Comments

  • Anyone a fan of Lonergan?
    I would take that as a sign. When I was studying history in college, I heard-about Voegelin in a class on the history of historians. A few years later I found myself at a library shelf holding Gene Webb's Philosophers of Consciousness; one of whom was Voegelin and another Lonergan. This fortuitous encounter was significant because Gene was teaching at the UW and I benefited from his generosity. I found, like Dante with Statius, that Voegeln was salvific, but Lonergan was saved.
  • Anyone a fan of Lonergan?
    Thanks, maybe I'll post something about the nature of science, cheers.
  • Anyone a fan of Lonergan?
    you bet! If you like Husserl then you are in a good position to evaluate if Lonergan improves on the general landscape of phenomenology, and the particular features of realism, naive realism and critical realism. thanks for writing!

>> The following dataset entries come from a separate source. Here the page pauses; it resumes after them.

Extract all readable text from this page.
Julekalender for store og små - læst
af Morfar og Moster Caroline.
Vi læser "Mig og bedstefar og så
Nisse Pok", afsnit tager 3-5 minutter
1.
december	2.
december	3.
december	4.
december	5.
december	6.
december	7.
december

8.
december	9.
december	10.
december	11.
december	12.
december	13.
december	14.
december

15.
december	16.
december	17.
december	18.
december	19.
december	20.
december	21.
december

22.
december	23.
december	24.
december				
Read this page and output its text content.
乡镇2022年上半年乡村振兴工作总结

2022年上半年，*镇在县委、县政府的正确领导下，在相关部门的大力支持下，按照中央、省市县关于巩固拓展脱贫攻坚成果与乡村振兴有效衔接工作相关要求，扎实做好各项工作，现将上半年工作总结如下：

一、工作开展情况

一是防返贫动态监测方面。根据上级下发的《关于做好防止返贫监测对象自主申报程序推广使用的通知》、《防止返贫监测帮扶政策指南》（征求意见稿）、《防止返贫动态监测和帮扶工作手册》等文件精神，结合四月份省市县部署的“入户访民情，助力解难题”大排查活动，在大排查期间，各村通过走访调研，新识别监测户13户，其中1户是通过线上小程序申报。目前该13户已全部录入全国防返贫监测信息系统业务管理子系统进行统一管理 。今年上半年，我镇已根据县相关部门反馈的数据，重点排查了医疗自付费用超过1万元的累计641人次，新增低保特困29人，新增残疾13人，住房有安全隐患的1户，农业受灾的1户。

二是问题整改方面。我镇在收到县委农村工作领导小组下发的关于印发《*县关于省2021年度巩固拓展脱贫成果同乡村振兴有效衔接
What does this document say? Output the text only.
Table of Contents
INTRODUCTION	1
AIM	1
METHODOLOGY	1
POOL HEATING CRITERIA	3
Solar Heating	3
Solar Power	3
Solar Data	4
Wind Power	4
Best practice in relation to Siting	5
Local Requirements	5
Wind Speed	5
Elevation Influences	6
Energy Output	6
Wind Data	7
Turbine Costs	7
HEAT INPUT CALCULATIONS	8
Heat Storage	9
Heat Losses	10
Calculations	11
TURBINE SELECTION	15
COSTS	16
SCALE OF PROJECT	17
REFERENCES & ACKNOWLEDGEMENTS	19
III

  • Anyone a fan of Lonergan?
    hmm, not-sure there's anything pithy that he wrote, unless it's an introduction to his major works like Insight and Method. For me, his 1972 Method in Theology was useful for describing "scientific" method (i.e., methods that result in knowledge, from the Latin root *scientia*). Using the categories of subjective operations and objective outcomes he explains, in three levels, the combinations of collecting data or evidence, interpreting ideas or meaning, and verifying (or falsifying!) fact or knowledge. At this time, in the field of physics education at least, the dominating ideology was that facts simply are objects. Lonergan demonstrates how you can't have science without the scientist.